In a way, it's surprising that the movie was cast adrift into the January wasteland rather than being released before Christmas. The themes of redemption and family that highlight First Sunday are perfect December fare. (One assumes the presence of two African American-centered holiday movies created fears of flooding the marketplace.) At any rate, while First Sunday isn't a home run, it makes more solid contact than what one normally expects from this time of the year.
The premise sounds shaky. Friends Durell (Ice Cube) and LeeJohn (Tracy Morgan) need money badly. Unless he can come up with $17,000 in child support, Durell's ex (Regina Hall) is going to move to Atlanta with Durell's son. Meanwhile, LeeJohn is in trouble with some people it's not desirable to be in trouble with. He lost some merchandise entrusted to him to deliver and now he's on the hook for the price.

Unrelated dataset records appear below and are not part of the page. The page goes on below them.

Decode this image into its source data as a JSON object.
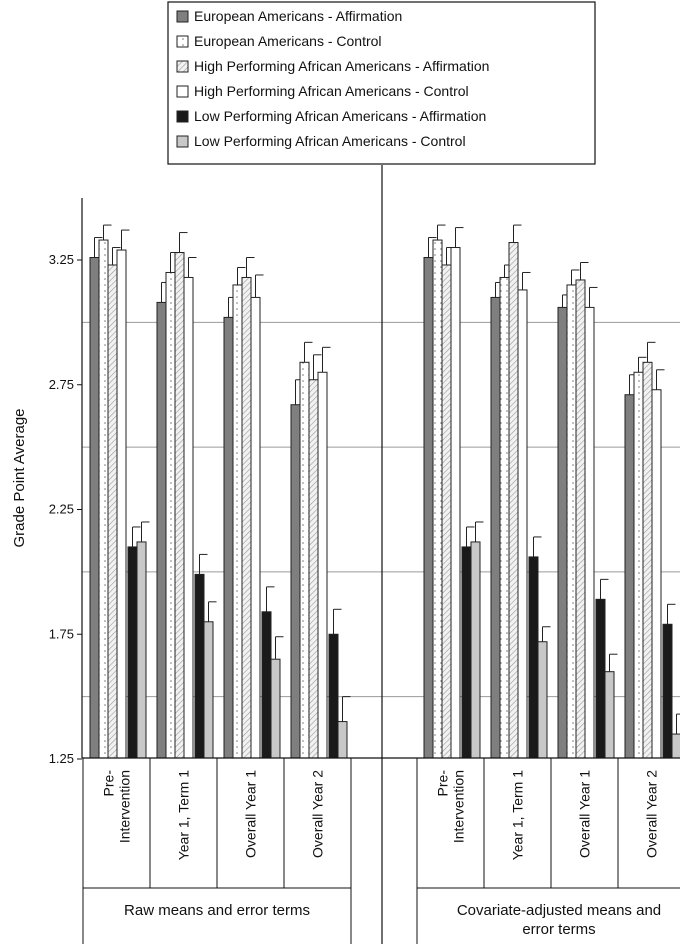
{
  "chart_data": {
    "type": "bar",
    "ylabel": "Grade Point Average",
    "ylim": [
      1.25,
      3.55
    ],
    "yticks": [
      "1.25",
      "1.75",
      "2.25",
      "2.75",
      "3.25"
    ],
    "grid": true,
    "legend_position": "top-center",
    "categories": [
      "Pre-\nIntervention",
      "Year 1, Term 1",
      "Overall Year 1",
      "Overall Year 2"
    ],
    "series_names": [
      "European Americans - Affirmation",
      "European Americans - Control",
      "High Performing African Americans - Affirmation",
      "High Performing African Americans - Control",
      "Low Performing African Americans - Affirmation",
      "Low Performing African Americans - Control"
    ],
    "series_colors": [
      "#7f7f7f",
      "#ffffff",
      "#e6e6e6",
      "#ffffff",
      "#1a1a1a",
      "#c8c8c8"
    ],
    "panels": [
      {
        "label": "Raw means and error terms",
        "series": [
          {
            "values": [
              3.26,
              3.08,
              3.02,
              2.67
            ],
            "errors": [
              0.08,
              0.08,
              0.08,
              0.1
            ]
          },
          {
            "values": [
              3.33,
              3.2,
              3.15,
              2.84
            ],
            "errors": [
              0.06,
              0.08,
              0.07,
              0.08
            ]
          },
          {
            "values": [
              3.23,
              3.28,
              3.18,
              2.77
            ],
            "errors": [
              0.07,
              0.08,
              0.08,
              0.1
            ]
          },
          {
            "values": [
              3.29,
              3.18,
              3.1,
              2.8
            ],
            "errors": [
              0.08,
              0.08,
              0.09,
              0.1
            ]
          },
          {
            "values": [
              2.1,
              1.99,
              1.84,
              1.75
            ],
            "errors": [
              0.08,
              0.08,
              0.1,
              0.1
            ]
          },
          {
            "values": [
              2.12,
              1.8,
              1.65,
              1.4
            ],
            "errors": [
              0.08,
              0.08,
              0.09,
              0.1
            ]
          }
        ]
      },
      {
        "label": "Covariate-adjusted means and\nerror terms",
        "series": [
          {
            "values": [
              3.26,
              3.1,
              3.06,
              2.71
            ],
            "errors": [
              0.08,
              0.06,
              0.05,
              0.08
            ]
          },
          {
            "values": [
              3.33,
              3.18,
              3.15,
              2.8
            ],
            "errors": [
              0.06,
              0.05,
              0.06,
              0.06
            ]
          },
          {
            "values": [
              3.23,
              3.32,
              3.17,
              2.84
            ],
            "errors": [
              0.07,
              0.07,
              0.07,
              0.08
            ]
          },
          {
            "values": [
              3.3,
              3.13,
              3.06,
              2.73
            ],
            "errors": [
              0.08,
              0.07,
              0.08,
              0.08
            ]
          },
          {
            "values": [
              2.1,
              2.06,
              1.89,
              1.79
            ],
            "errors": [
              0.08,
              0.08,
              0.08,
              0.08
            ]
          },
          {
            "values": [
              2.12,
              1.72,
              1.6,
              1.35
            ],
            "errors": [
              0.08,
              0.06,
              0.07,
              0.08
            ]
          }
        ]
      }
    ]
  }
}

The apparent solution to their problem: rob a church that is accumulating cash on the premises to build a new house of worship. Of course, when the time comes to rob the place, nothing goes right and Durell and LeeJohn find themselves taking hostages, including the Pastor (Chi McBride), the Deacon (Michael Beach), the Choir Master (Katt Williams), and several others.
For the most part, the comedy is understated, which is unusual. While not all of the jokes work (in fact, some of them misfire badly), there are enough low-key chuckles to retain a light tone. Katt Williams, whose X-rated standup routines have been scaled back to work in a PG-13 forum, is responsible for about 50% of the most overt comedy. Thankfully, the movie does not rely on body humor and/or flatulence gags, two staples of comedy that have lost their edge and effectiveness through overuse.

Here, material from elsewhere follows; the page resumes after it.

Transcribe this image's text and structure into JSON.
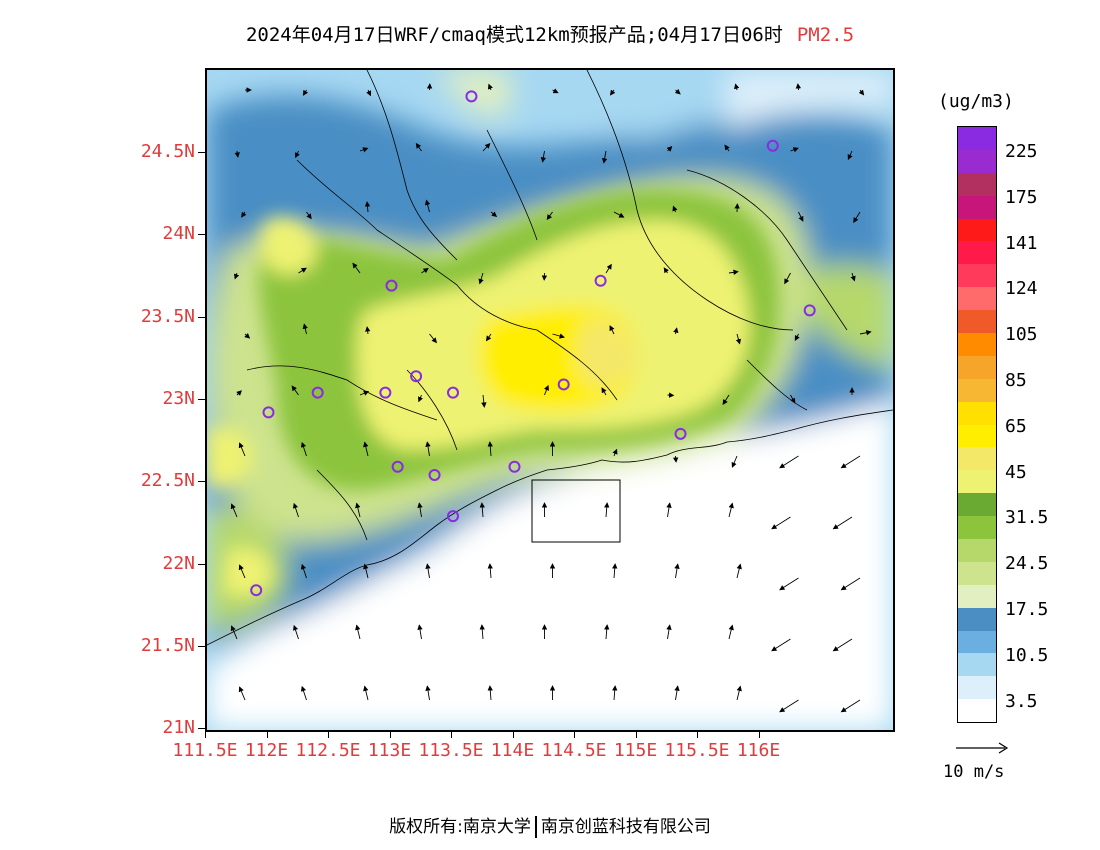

First Sunday has a solid dramatic backbone. Durell genuinely loves his son and wants him to grow up to be a better man than he is. His motivation for "stealing from God" is to keep his boy close. LeeJohn, despite initially being the "funny" sidekick, is revealed to have a deeper personality than initially expected. Many of the hostages also have backstories that the screenplay takes time to divulge. In cases, these become more than "colorful" faces populating a background. They grow into people.
From a comedic perspective, Williams steals a high percentage of scenes, but Tracy Morgan is also solidly funny when the script requires it (which is often, especially early). Ice Cube plays the straight man, and often resembles a scowling teddy bear. Over the years, the rapper-turned-actor has honed his skills in front of the camera; he's a much better dramatic performer today than he was a decade ago. Chi McBride, who has found some recent success on television (as a limited-run villain in House and in a recurring role in Pushing Daisies), makes the pastor a nice mix of spirituality and worldliness. Keith David has a small role as the exasperated judge who presides over Durell's court cases.
The ending is a letdown. Emotionally, it offers catharsis and closure but it's rushed, contrived, and does a poor job of closing off at least one loose end. As a screenwriter, it's not Talbert's finest moment and does a degree of damage to the careful development of the characters and situations that precede it. It's not enough to invalidate all of the good things sprinkled throughout First Sunday; the movie as a whole is pleasant, generally satisfying, and has a heart as big as its funny bone. For an early January movie, this is sometimes as good as it gets.